The production of ROS was facilitated through the utilization of 2,7-dichlorodihydrofluorescein diacetate (DCFH-DA) [68]. This dye is highly effective for evaluating the reactive oxygen species (ROS) levels in bacterial cells due to the oxidative stress caused by external substances. The E. coli bacterial strain was incubated for approximately three hours with a specified amount of compound 1. The E. coli cell culture was centrifuged at 1000 rpm for 15 min and washed with phosphate-buffered saline (PBS) solution. Subsequently, 1 mL of solution containing 20 mM of 2,7-dichlorofluorescein diacetate was mixed with the suspension for 60 min. Finally, the cells were subjected to an ethanol rinse to remove the excess dye. Excitation and emission fluorescence were followed by a fluorescence microscope, with an excitation wavelength set to 488 nm and emission recorded at 535 nm [69,70].

3.8. Minimum Inhibition Concentration (MIC)

A serial dilution technique was applied to determine the minimum inhibitory concentration (MIC) of compound 1 against the selected microorganisms [71,72]. Solutions of various concentrations (ranging from 20 to 120 μg mL⁻¹) of compound 1 were prepared. A volume of 1 mL was taken from each standard solution and transferred into a sterile test tube. This portion was combined with 1 mL of a bacterial solution, including E. coli and B. subtilis, with a turbidity standard of 0.5 McFarland. The tubes were placed in a shaking incubator for 24 h at 37 °C. The MIC was determined by employing the Beckman DU-70 UV–VIS Spectrophotometer (Beckman Coulter, Brea, CA, USA) utilizing the minimal concentration tube that exhibited the highest level of reduction in bacterial growth. The test tube without compound 1 was considered as a negative control. All measurements were repeated three times.

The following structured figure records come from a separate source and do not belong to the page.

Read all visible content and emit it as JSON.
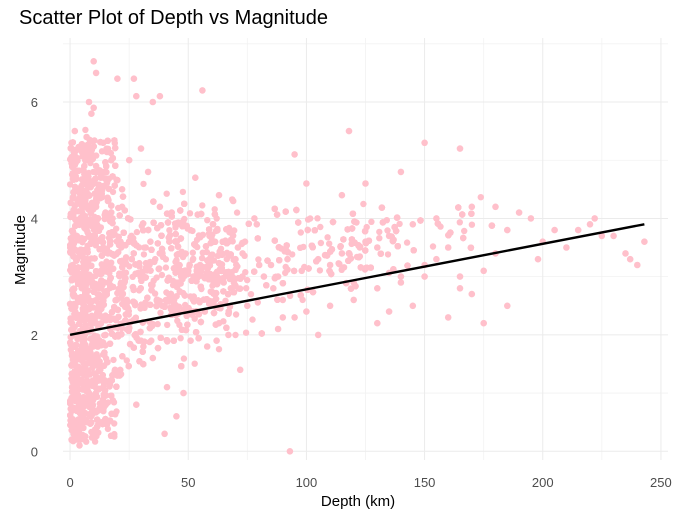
{
  "chart_data": {
    "type": "scatter",
    "title": "Scatter Plot of Depth vs Magnitude",
    "xlabel": "Depth (km)",
    "ylabel": "Magnitude",
    "xlim": [
      -3,
      253
    ],
    "ylim": [
      -0.15,
      7.1
    ],
    "x_ticks": [
      0,
      50,
      100,
      150,
      200,
      250
    ],
    "y_ticks": [
      0,
      2,
      4,
      6
    ],
    "grid": true,
    "legend": "none",
    "point_color": "#ffc0cb",
    "line_color": "#000000",
    "trend_line": {
      "type": "linear",
      "x": [
        0,
        243
      ],
      "y": [
        2.0,
        3.9
      ]
    },
    "points": {
      "x": [
        10,
        11,
        20,
        27,
        38,
        56,
        28,
        35,
        95,
        118,
        150,
        165,
        180,
        190,
        195,
        205,
        215,
        222,
        230,
        237,
        243,
        175,
        160,
        145,
        130,
        170,
        185,
        115,
        125,
        140,
        93,
        130,
        135,
        120,
        155,
        165,
        100,
        110,
        105,
        62,
        72,
        48,
        45,
        40,
        3,
        5,
        8,
        12,
        15,
        6,
        9,
        14,
        18,
        22,
        25,
        30,
        33,
        38,
        42,
        47,
        52,
        58,
        63,
        68,
        73,
        78,
        85,
        90,
        4,
        7,
        13,
        17,
        21,
        28,
        35,
        44,
        55,
        65,
        75,
        88,
        2,
        6,
        11,
        16,
        24,
        31,
        41,
        51,
        61,
        71,
        82,
        95,
        5,
        10,
        19,
        29,
        39,
        49,
        59,
        69,
        79,
        92,
        1,
        8,
        14,
        23,
        32,
        43,
        53,
        63,
        74,
        86,
        3,
        9,
        15,
        26,
        36,
        46,
        57,
        67,
        4,
        12,
        20,
        30,
        40,
        50,
        6,
        13,
        22,
        34,
        7,
        11,
        16,
        9,
        14,
        8,
        10,
        150,
        160,
        140,
        180,
        200,
        220,
        165,
        175,
        198,
        210,
        225,
        235,
        240,
        185,
        170,
        155,
        145,
        135,
        125,
        115,
        105,
        98,
        88,
        80,
        70,
        120,
        130,
        140,
        150,
        110,
        100,
        90
      ],
      "y": [
        6.7,
        6.5,
        6.4,
        6.4,
        6.1,
        6.2,
        6.1,
        6.0,
        5.1,
        5.5,
        5.3,
        5.2,
        4.2,
        4.1,
        4.0,
        3.8,
        3.8,
        4.0,
        3.7,
        3.3,
        3.6,
        2.2,
        2.3,
        2.5,
        2.2,
        2.7,
        2.5,
        4.4,
        4.6,
        4.8,
        0.0,
        3.5,
        2.4,
        2.9,
        3.3,
        3.0,
        4.6,
        3.2,
        2.0,
        1.9,
        1.4,
        1.0,
        0.6,
        0.3,
        0.2,
        0.5,
        1.0,
        1.5,
        2.0,
        2.5,
        3.0,
        3.5,
        4.0,
        4.5,
        5.0,
        5.2,
        4.8,
        4.2,
        3.6,
        3.0,
        2.4,
        1.8,
        2.2,
        2.8,
        3.4,
        4.0,
        3.2,
        2.6,
        4.5,
        3.8,
        2.9,
        2.1,
        1.3,
        0.8,
        1.6,
        2.4,
        3.2,
        2.9,
        2.5,
        2.1,
        5.5,
        4.9,
        4.2,
        3.4,
        2.6,
        1.8,
        1.1,
        1.9,
        2.7,
        3.5,
        3.0,
        2.3,
        0.4,
        0.9,
        1.4,
        1.9,
        2.5,
        3.1,
        3.7,
        4.3,
        3.9,
        3.3,
        1.2,
        1.7,
        2.3,
        2.9,
        3.5,
        4.1,
        4.7,
        4.4,
        3.6,
        2.8,
        5.0,
        4.6,
        4.1,
        3.7,
        3.3,
        2.9,
        2.4,
        2.0,
        0.1,
        0.7,
        1.3,
        1.9,
        2.5,
        3.1,
        5.2,
        4.7,
        4.2,
        3.6,
        5.4,
        4.9,
        4.3,
        5.8,
        5.3,
        6.0,
        5.9,
        3.2,
        3.5,
        3.0,
        3.4,
        3.6,
        3.9,
        2.8,
        3.1,
        3.3,
        3.5,
        3.7,
        3.4,
        3.2,
        3.8,
        4.2,
        4.0,
        3.9,
        3.7,
        3.6,
        3.4,
        3.3,
        3.1,
        3.0,
        3.2,
        3.3,
        2.6,
        2.8,
        2.9,
        3.0,
        2.5,
        2.4,
        2.3
      ]
    }
  }
}
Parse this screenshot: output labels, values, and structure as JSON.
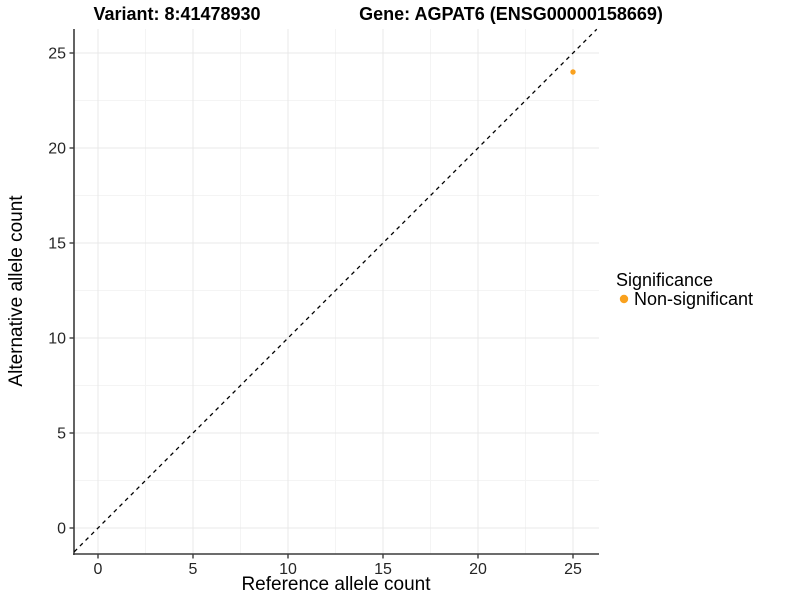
{
  "chart_data": {
    "type": "scatter",
    "title_left": "Variant: 8:41478930",
    "title_right": "Gene: AGPAT6 (ENSG00000158669)",
    "xlabel": "Reference allele count",
    "ylabel": "Alternative allele count",
    "xlim": [
      -1.25,
      26.25
    ],
    "ylim": [
      -1.25,
      26.25
    ],
    "xticks": [
      0,
      5,
      10,
      15,
      20,
      25
    ],
    "yticks": [
      0,
      5,
      10,
      15,
      20,
      25
    ],
    "minor_ticks": [
      2.5,
      7.5,
      12.5,
      17.5,
      22.5
    ],
    "grid": "major and minor gridlines, light gray on white",
    "reference_line": {
      "type": "identity",
      "slope": 1,
      "intercept": 0,
      "style": "dashed",
      "color": "#000000"
    },
    "series": [
      {
        "name": "Non-significant",
        "color": "#F9A11E",
        "points": [
          {
            "x": 25,
            "y": 24
          }
        ]
      }
    ],
    "legend": {
      "title": "Significance",
      "position": "right",
      "entries": [
        {
          "label": "Non-significant",
          "color": "#F9A11E"
        }
      ]
    }
  },
  "style_colors": {
    "axis_line": "#3c3c3c",
    "major_grid": "#e9e9e9",
    "minor_grid": "#f4f4f4",
    "point_orange": "#F9A11E"
  }
}
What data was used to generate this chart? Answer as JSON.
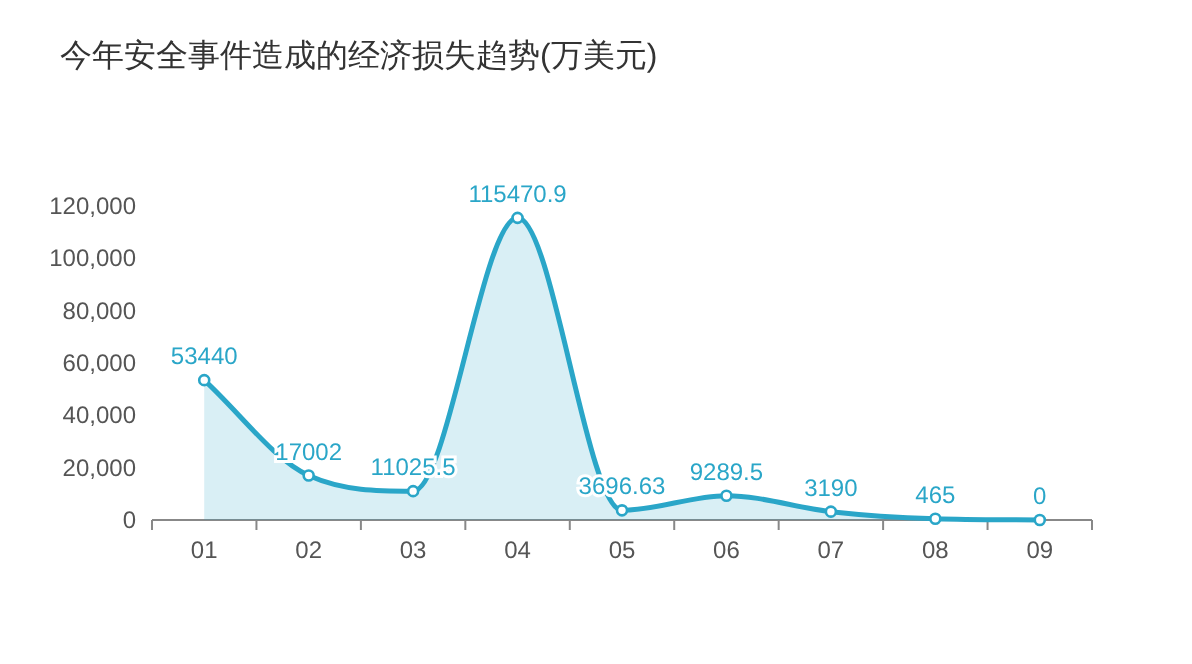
{
  "chart_data": {
    "type": "area",
    "title": "今年安全事件造成的经济损失趋势(万美元)",
    "categories": [
      "01",
      "02",
      "03",
      "04",
      "05",
      "06",
      "07",
      "08",
      "09"
    ],
    "series": [
      {
        "color": "#2aa6c8",
        "values": [
          53440,
          17002,
          11025.5,
          115470.9,
          3696.63,
          9289.5,
          3190,
          465,
          0
        ]
      }
    ],
    "ylim": [
      0,
      120000
    ],
    "yticks": [
      {
        "value": 0,
        "label": "0"
      },
      {
        "value": 20000,
        "label": "20,000"
      },
      {
        "value": 40000,
        "label": "40,000"
      },
      {
        "value": 60000,
        "label": "60,000"
      },
      {
        "value": 80000,
        "label": "80,000"
      },
      {
        "value": 100000,
        "label": "100,000"
      },
      {
        "value": 120000,
        "label": "120,000"
      }
    ],
    "data_labels": true,
    "marker": "circle",
    "grid": false
  }
}
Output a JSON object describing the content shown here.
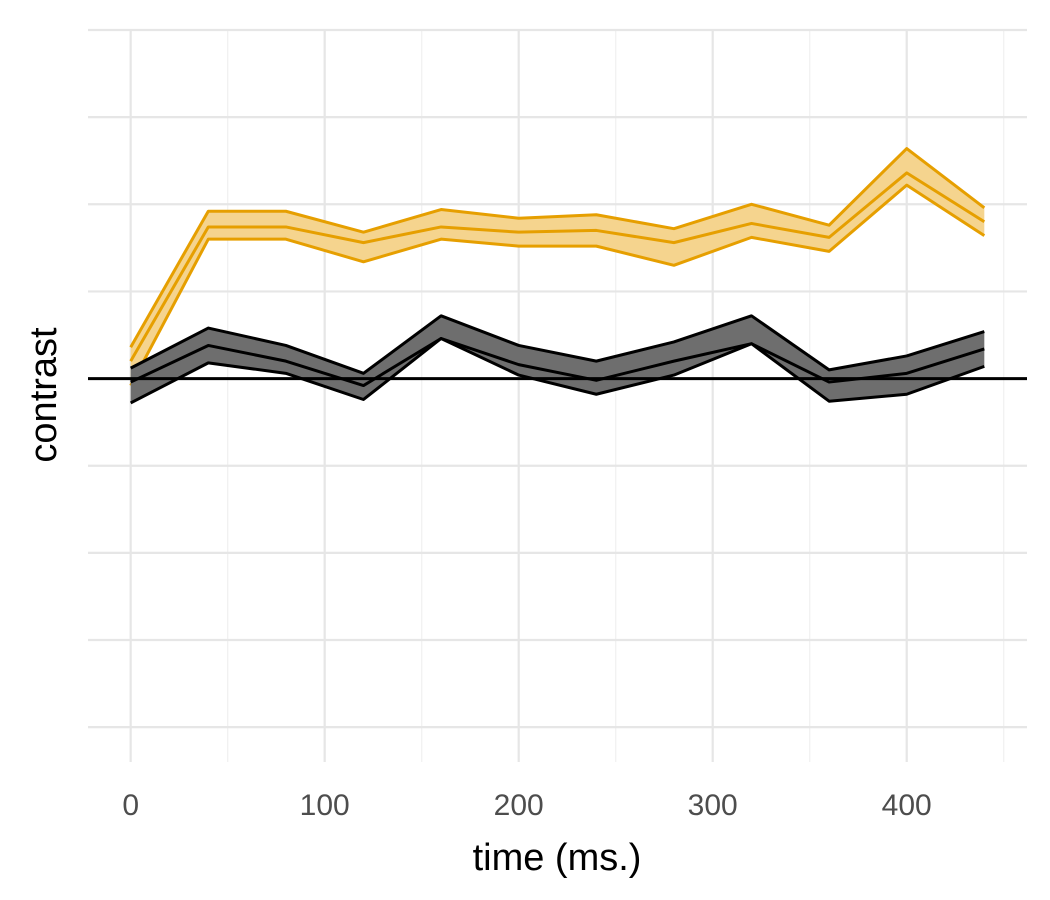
{
  "chart_data": {
    "type": "line",
    "xlabel": "time (ms.)",
    "ylabel": "contrast",
    "xlim": [
      -22,
      462
    ],
    "ylim": [
      -2.2,
      2.0
    ],
    "x_ticks": [
      0,
      100,
      200,
      300,
      400
    ],
    "x_tick_labels": [
      "0",
      "100",
      "200",
      "300",
      "400"
    ],
    "y_gridlines": [
      -2.0,
      -1.5,
      -1.0,
      -0.5,
      0,
      0.5,
      1.0,
      1.5,
      2.0
    ],
    "y_tick_labels_shown": false,
    "reference_line_y": 0,
    "grid": true,
    "legend": "none",
    "x": [
      0,
      40,
      80,
      120,
      160,
      200,
      240,
      280,
      320,
      360,
      400,
      440
    ],
    "series": [
      {
        "color": "#E69F00",
        "fill": "#F5D48E",
        "mean": [
          0.1,
          0.87,
          0.87,
          0.78,
          0.87,
          0.84,
          0.85,
          0.78,
          0.89,
          0.81,
          1.18,
          0.9
        ],
        "upper": [
          0.18,
          0.96,
          0.96,
          0.84,
          0.97,
          0.92,
          0.94,
          0.86,
          1.0,
          0.88,
          1.32,
          0.98
        ],
        "lower": [
          -0.04,
          0.8,
          0.8,
          0.67,
          0.8,
          0.76,
          0.76,
          0.65,
          0.81,
          0.73,
          1.11,
          0.82
        ]
      },
      {
        "color": "#000000",
        "fill": "#6E6E6E",
        "mean": [
          -0.02,
          0.19,
          0.1,
          -0.04,
          0.23,
          0.08,
          -0.01,
          0.1,
          0.2,
          -0.02,
          0.03,
          0.17
        ],
        "upper": [
          0.06,
          0.29,
          0.19,
          0.03,
          0.36,
          0.19,
          0.1,
          0.21,
          0.36,
          0.05,
          0.13,
          0.27
        ],
        "lower": [
          -0.14,
          0.09,
          0.03,
          -0.12,
          0.23,
          0.02,
          -0.09,
          0.02,
          0.2,
          -0.13,
          -0.09,
          0.07
        ]
      }
    ]
  }
}
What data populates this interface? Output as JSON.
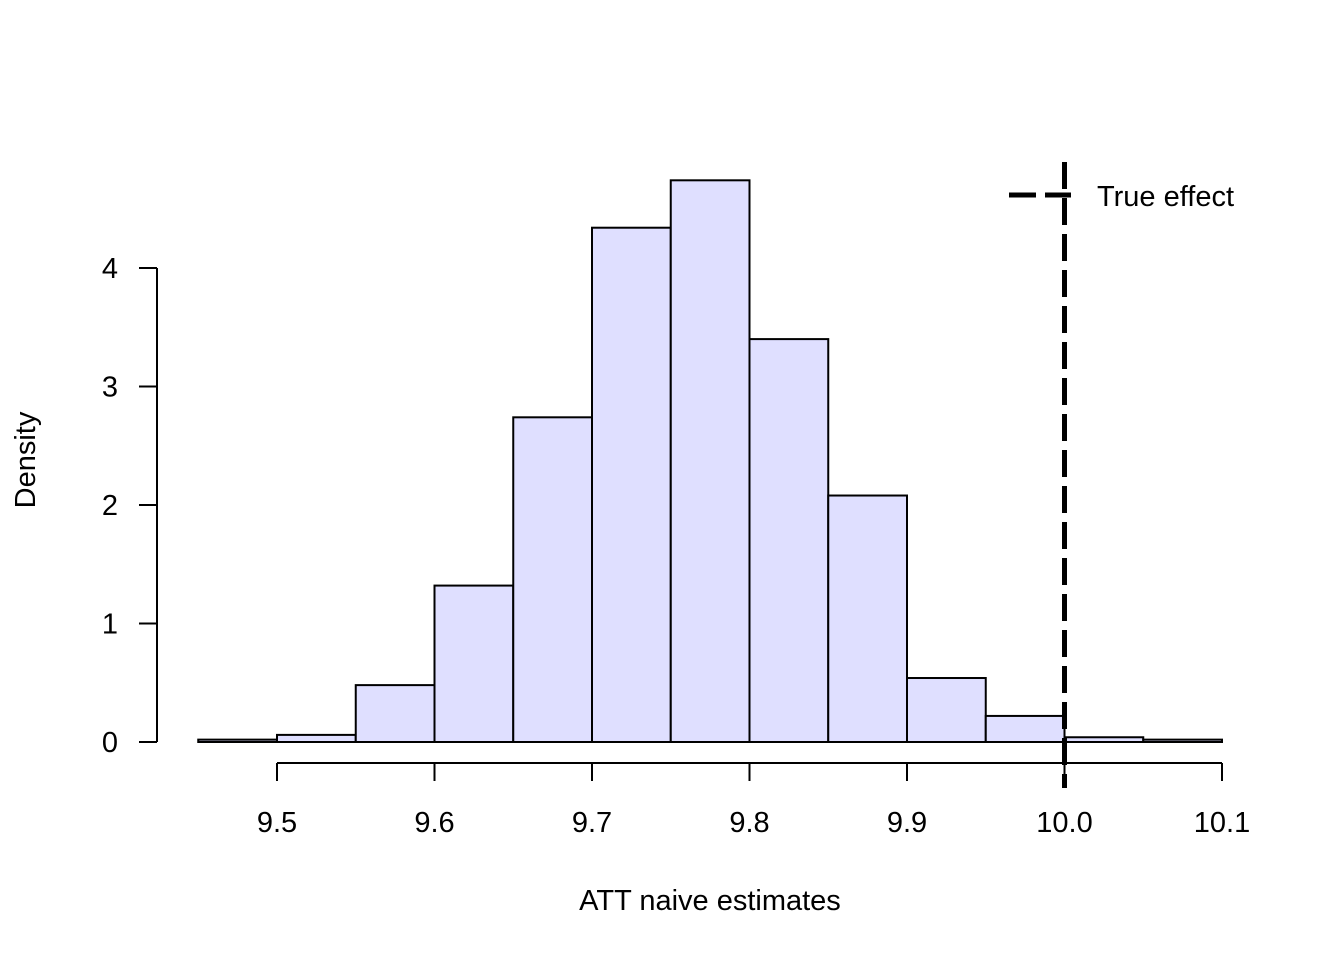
{
  "chart_data": {
    "type": "bar",
    "subtype": "histogram",
    "xlabel": "ATT naive estimates",
    "ylabel": "Density",
    "bin_edges": [
      9.45,
      9.5,
      9.55,
      9.6,
      9.65,
      9.7,
      9.75,
      9.8,
      9.85,
      9.9,
      9.95,
      10.0,
      10.05,
      10.1
    ],
    "values": [
      0.02,
      0.06,
      0.48,
      1.32,
      2.74,
      4.34,
      4.74,
      3.4,
      2.08,
      0.54,
      0.22,
      0.04,
      0.02
    ],
    "xlim": [
      9.45,
      10.1
    ],
    "ylim": [
      0,
      4.9
    ],
    "x_ticks": [
      9.5,
      9.6,
      9.7,
      9.8,
      9.9,
      10.0,
      10.1
    ],
    "x_tick_labels": [
      "9.5",
      "9.6",
      "9.7",
      "9.8",
      "9.9",
      "10.0",
      "10.1"
    ],
    "y_ticks": [
      0,
      1,
      2,
      3,
      4
    ],
    "y_tick_labels": [
      "0",
      "1",
      "2",
      "3",
      "4"
    ],
    "bar_color": "#dfdfff",
    "bar_border_color": "#000000",
    "reference_line": {
      "x": 10.0,
      "style": "dashed",
      "color": "#000000",
      "label": "True effect"
    },
    "legend": {
      "position": "top-right",
      "entries": [
        "True effect"
      ]
    },
    "grid": false
  }
}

3.9. Molecular Docking Analysis

The optimized structure of 1 was used for the protein binding studies. The PLITSC ligand was extracted from the original Co-complex and independently optimized at the B3LYP/6-31 + G(d,p) level of theory. The Swiss Target Prediction web server [73,74] was employed to identify potential target proteins for these compounds. Notably, only a few matches were found for PLITSC, while this platform failed to locate suitable targets for complexes. Molecular docking calculations were performed on all suggested targets for the PLITSC ligand to determine the most relevant target protein. Small molecules and target proteins were prepared for docking calculations using AutoDockTools4 [75] software. The actual docking calculations were executed employing AutoDockVina [76] software. Finally, BIOVIA Discovery Studio [77] was employed for the visualization and in-depth data analysis of the docking results.

4. Conclusions

A novel Co(III) with pyridoxal–isothiosemicarbazone (PLITSC) was synthesized and characterized using an elemental analysis, IR and UV–VIS spectroscopies, and X-ray crystallography. PLITSC is in a dianionic form and, together with three ammonium molecules, forms an octahedral geometry around a central metal ion. In the outer sphere, nitrate and chloride anions are present. The highest number of interactions are formed between hydrogen atoms and electronegative elements, as shown in the Hirshfeld surface analysis. The crystallographic structure was optimized at the B3LYP/6-31 + G(d,p)(H,C,N,O,S)/LanL2DZ(Co) level of theory. High correlation coefficients (>0.98) and low MAE values proved the applicability of the chosen level of theory. Compared to Streptomycin, the title compound was moderately active toward E. coli and B. subtilis. The minimum inhibitory concentrations of the complex against E. coli and B. subtilis were 40 and 30 µg mL⁻¹, respectively. The underlying mechanism of antibacterial activity could be the production of the reactive oxygen species, as shown in the experiment with 2,7-dichlorodihydrofluorescein. Complex 1 interacted with the amino acids of the active pocket of Nitric Oxide Synthase 1 in the same position as hemoglobin. The most important interactions originated from the PLITSC ligand, which showed that this ligand dictated the binding position. The strength of interactions between other ligands was negligible. These promising results should be further examined for the possible applications of the obtained complex.